My first multi-day trip was in 2012. I rode west to Fort Stockton, then northwest to Ruidoso and Roswell, New Mexico, then back home through Big Spring, Brady, and Llano. 1360 miles in three days. Over the years, my wife and I have taken a few overnight trips into the Hill Country. Other than that, it would be 2019 before I would take another multi-day trip.
But let’s get back to April 15, 2017.
5 thoughts on “Backstory”
Congratulations on your quest.
I rode all 254 back in 2008-2009. When I finished my quest, I called Ride Texas (and John Poor at Max’s Honda in Abilene) and left a message for Val, that I had finished all of the counties. She had previously told me that she had not heard of it being done, so I thought it would be interesting.
I rode my 2008 Goldwing on my journey. I kept records of my stops for fuel, sleeping, and eating to document my ride.

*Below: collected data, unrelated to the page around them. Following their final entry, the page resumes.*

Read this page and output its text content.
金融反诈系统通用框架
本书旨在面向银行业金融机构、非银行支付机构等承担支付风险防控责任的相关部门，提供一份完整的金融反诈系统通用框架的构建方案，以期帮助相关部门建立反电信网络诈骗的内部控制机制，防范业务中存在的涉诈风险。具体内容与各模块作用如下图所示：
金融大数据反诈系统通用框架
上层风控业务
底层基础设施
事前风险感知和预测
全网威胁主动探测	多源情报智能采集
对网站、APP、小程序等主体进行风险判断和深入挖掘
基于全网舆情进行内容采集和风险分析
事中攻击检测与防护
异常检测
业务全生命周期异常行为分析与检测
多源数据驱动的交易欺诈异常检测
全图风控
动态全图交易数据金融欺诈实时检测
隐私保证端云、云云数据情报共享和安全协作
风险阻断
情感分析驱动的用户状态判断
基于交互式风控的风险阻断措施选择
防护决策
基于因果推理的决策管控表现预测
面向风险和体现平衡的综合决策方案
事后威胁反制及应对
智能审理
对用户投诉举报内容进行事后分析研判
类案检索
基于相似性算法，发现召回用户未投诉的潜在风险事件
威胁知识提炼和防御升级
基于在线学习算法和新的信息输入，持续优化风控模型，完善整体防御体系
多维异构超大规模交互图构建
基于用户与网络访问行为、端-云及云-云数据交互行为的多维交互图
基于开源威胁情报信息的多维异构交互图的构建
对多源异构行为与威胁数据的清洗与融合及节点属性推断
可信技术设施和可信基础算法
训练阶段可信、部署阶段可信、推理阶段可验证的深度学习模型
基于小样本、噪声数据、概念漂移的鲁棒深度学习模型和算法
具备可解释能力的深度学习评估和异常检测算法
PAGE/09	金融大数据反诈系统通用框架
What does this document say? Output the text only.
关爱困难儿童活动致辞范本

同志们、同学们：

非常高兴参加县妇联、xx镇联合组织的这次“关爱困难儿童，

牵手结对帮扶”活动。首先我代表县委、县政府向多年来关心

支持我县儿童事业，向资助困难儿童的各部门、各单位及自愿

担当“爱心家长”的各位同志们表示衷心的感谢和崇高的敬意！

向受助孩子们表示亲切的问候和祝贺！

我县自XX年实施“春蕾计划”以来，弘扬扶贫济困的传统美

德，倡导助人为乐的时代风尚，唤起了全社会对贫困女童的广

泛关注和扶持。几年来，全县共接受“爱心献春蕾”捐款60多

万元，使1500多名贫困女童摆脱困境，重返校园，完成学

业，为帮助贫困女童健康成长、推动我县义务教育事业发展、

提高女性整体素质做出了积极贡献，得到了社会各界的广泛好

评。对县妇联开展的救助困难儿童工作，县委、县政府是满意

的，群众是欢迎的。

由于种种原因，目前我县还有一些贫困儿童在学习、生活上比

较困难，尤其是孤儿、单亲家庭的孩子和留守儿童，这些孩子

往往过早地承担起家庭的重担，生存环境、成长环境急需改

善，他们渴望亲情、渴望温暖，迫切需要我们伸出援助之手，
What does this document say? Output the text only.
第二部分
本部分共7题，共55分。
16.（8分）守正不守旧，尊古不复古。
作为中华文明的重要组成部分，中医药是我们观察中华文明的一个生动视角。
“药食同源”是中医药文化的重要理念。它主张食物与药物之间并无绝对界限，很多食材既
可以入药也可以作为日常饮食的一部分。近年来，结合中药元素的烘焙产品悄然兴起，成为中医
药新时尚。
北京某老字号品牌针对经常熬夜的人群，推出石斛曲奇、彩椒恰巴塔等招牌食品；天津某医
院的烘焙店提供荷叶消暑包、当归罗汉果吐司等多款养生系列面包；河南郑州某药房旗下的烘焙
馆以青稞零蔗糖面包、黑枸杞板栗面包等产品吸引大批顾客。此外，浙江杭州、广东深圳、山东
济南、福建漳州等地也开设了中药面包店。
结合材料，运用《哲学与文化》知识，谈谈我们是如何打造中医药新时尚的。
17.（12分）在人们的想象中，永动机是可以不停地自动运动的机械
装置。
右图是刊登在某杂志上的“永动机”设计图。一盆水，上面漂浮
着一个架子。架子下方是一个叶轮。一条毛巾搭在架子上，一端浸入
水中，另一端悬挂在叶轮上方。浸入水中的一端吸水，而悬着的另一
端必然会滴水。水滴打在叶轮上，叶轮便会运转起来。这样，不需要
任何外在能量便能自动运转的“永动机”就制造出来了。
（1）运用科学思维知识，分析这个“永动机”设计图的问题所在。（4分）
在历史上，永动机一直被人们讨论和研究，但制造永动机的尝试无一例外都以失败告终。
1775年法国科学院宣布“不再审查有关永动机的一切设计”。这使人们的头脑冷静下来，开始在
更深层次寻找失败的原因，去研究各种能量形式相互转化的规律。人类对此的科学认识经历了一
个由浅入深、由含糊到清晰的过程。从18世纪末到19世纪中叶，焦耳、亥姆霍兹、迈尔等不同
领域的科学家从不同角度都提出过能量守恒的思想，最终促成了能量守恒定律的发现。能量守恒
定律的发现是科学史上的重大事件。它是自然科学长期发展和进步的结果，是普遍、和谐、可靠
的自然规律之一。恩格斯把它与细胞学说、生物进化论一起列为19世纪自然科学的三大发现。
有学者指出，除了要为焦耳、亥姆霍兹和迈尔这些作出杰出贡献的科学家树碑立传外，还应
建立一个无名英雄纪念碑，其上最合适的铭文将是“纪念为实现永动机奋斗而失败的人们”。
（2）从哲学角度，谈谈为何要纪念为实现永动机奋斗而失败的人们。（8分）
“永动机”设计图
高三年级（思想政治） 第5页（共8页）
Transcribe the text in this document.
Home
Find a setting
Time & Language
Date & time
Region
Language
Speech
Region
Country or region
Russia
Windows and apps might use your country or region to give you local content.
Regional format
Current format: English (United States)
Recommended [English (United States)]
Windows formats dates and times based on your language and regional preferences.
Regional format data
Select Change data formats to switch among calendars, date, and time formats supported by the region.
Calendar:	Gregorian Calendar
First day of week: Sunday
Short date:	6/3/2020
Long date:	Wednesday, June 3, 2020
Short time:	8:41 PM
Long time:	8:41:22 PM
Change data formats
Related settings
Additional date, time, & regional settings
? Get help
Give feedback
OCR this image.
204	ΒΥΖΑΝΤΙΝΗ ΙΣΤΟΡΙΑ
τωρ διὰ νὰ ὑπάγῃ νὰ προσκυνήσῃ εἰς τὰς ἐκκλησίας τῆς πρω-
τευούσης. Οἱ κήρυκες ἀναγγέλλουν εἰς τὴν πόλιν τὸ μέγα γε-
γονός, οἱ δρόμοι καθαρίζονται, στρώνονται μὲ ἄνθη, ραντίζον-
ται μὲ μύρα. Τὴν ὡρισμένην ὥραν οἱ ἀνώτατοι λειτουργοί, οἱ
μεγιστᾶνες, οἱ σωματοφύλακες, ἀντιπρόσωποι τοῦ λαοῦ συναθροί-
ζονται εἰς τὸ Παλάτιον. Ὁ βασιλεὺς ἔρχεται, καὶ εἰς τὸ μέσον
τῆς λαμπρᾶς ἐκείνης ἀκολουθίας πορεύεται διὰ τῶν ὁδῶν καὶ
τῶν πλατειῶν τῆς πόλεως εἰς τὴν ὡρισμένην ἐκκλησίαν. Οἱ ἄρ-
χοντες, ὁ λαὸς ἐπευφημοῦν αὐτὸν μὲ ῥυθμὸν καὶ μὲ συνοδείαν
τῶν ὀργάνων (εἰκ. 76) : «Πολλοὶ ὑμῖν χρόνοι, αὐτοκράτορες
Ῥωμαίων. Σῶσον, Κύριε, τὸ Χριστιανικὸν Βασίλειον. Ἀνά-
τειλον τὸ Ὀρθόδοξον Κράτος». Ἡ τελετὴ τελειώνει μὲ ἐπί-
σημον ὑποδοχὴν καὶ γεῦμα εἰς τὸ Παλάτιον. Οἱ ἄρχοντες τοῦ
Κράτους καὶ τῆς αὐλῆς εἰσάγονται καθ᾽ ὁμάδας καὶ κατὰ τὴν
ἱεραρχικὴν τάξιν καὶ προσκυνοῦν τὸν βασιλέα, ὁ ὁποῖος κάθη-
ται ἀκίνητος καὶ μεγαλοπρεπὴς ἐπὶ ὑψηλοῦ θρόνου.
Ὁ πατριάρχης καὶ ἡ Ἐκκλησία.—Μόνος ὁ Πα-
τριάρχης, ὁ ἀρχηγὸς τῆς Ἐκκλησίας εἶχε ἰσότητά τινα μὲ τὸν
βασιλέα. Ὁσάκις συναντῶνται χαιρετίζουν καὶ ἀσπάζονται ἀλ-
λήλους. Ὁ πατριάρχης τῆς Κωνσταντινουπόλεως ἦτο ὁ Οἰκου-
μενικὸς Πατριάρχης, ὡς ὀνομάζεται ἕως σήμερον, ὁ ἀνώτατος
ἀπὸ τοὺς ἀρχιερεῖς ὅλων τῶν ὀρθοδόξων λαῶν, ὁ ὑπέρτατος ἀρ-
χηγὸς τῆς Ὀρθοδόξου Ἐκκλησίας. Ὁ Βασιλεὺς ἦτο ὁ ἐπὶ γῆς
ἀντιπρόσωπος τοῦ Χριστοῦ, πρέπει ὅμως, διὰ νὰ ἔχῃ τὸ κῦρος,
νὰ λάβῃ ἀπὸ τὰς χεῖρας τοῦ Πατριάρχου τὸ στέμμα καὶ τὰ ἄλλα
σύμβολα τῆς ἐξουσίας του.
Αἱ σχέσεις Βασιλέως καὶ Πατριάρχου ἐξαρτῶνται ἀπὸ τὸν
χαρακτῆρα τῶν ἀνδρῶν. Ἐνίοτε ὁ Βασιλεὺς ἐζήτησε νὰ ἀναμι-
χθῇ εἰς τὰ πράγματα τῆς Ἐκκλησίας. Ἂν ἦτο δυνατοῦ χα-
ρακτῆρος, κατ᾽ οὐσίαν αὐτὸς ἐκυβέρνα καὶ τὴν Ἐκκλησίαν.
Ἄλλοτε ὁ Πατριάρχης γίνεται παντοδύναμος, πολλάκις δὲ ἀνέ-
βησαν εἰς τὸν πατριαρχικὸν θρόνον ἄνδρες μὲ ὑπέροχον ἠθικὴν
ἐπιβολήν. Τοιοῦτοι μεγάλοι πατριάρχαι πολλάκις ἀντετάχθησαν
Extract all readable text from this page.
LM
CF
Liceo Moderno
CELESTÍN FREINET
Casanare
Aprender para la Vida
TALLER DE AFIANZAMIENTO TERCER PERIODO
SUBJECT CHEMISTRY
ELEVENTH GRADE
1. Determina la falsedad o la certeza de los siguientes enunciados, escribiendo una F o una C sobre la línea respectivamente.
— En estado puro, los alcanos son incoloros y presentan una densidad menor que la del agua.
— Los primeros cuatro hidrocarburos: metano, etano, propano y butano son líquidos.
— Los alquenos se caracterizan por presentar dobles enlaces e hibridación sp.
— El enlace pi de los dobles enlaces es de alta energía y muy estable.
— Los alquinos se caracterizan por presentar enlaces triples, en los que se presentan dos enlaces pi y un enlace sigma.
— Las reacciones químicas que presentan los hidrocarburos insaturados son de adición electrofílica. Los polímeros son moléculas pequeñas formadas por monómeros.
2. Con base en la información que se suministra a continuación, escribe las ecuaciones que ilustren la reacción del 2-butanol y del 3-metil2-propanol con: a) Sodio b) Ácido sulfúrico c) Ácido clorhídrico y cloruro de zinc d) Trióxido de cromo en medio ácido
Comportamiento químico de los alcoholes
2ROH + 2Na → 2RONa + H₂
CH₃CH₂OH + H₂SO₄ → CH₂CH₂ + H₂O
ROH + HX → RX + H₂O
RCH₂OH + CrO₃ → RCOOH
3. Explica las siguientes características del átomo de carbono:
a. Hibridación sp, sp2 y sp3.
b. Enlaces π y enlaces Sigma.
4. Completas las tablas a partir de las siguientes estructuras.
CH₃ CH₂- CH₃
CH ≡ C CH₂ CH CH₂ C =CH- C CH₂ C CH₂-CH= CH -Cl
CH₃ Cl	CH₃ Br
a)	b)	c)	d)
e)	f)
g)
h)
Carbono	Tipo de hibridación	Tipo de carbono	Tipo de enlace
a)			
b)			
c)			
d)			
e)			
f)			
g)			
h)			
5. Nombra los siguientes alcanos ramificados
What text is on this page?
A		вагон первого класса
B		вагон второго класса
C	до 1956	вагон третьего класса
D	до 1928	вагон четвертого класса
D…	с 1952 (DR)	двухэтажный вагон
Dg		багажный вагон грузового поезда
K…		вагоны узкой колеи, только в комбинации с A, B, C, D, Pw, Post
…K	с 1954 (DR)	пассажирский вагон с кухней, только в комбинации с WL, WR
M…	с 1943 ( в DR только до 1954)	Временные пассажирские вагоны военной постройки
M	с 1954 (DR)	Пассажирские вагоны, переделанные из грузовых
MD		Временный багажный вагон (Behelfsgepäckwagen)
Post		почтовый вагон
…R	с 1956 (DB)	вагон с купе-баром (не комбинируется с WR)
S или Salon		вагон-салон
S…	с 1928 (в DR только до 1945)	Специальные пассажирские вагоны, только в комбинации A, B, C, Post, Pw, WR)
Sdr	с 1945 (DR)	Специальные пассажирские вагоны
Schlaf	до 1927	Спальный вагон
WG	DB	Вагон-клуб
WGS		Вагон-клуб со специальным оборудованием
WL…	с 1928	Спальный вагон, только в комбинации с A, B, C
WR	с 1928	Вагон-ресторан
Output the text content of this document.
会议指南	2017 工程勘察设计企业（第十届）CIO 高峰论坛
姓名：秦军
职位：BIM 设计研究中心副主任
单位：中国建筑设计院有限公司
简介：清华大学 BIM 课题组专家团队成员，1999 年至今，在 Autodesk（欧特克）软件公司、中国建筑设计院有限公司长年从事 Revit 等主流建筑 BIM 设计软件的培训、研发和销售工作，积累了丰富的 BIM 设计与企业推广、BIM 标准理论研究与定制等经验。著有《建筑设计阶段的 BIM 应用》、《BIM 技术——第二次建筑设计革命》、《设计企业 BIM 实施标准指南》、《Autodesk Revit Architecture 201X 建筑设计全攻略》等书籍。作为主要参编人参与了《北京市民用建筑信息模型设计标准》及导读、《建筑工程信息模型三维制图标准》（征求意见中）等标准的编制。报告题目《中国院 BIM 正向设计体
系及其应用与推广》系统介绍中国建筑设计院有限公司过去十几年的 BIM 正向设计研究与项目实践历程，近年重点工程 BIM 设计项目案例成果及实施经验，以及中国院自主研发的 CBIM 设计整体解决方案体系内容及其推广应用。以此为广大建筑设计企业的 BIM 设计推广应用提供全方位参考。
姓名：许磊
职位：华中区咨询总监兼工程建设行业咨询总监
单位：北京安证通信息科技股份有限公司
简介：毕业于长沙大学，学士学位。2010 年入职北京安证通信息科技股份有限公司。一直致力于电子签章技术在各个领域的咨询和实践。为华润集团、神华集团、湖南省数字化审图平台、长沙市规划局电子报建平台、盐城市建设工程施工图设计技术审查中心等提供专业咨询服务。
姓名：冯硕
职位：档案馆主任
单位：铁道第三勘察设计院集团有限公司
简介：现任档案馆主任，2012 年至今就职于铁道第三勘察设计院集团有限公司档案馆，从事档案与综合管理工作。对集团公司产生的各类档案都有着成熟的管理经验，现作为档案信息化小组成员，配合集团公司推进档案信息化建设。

It was a great experience to see things on the road that you would not expect to see.
I have thought about doing it a second time, but on a Harley this time. Age is catching up to me, so it is just an idea for now.
There was a gentleman and his wife that started right after I finished. I never heard if they did or didn’t. I hope so for anyone that does it.
LikeLiked by 1 person
That’s great to hear, Jim – congratulations on accomplishing this feat! This is the first time I’ve heard of someone else doing it. I don’t know, but you may have been the first!
May have been the first, but no one that I talked to had heard of it being done. It was more of a personal goal to myself to do it. I had heard as to where people were riding the circumference roads of the state (which would be neat to do also!).
I like the way you wrote about your journey. I am not much of a writer or picture taker and the courthouse pictures are a neat way to see the architecture through the years. I just rode and saw was out there. People ask me what is the prettiest part of Texas and my reply was that they all had their uniqueness to each of their own.
I was looking one day at my treks through New Mexico and found that I had done 22 of the 33 counties! LOL I may have to take off and finish that state, but no more. LOL
Again, congratulations on your quest. I am glad that we are a part of a few to undertake the journey.
On a side note: I have multiple Walmart ‘Roads of Texas’ map books that I have highlighted every road that I have ridden on each of my motorcycles! It is good to record them and then slowly watch every page turn colors as the roads are ridden.
I am trying to get out next week and go somewhere for a couple of days.
Hope to see and meet you sometime, until then, ride safe and enjoy the ride.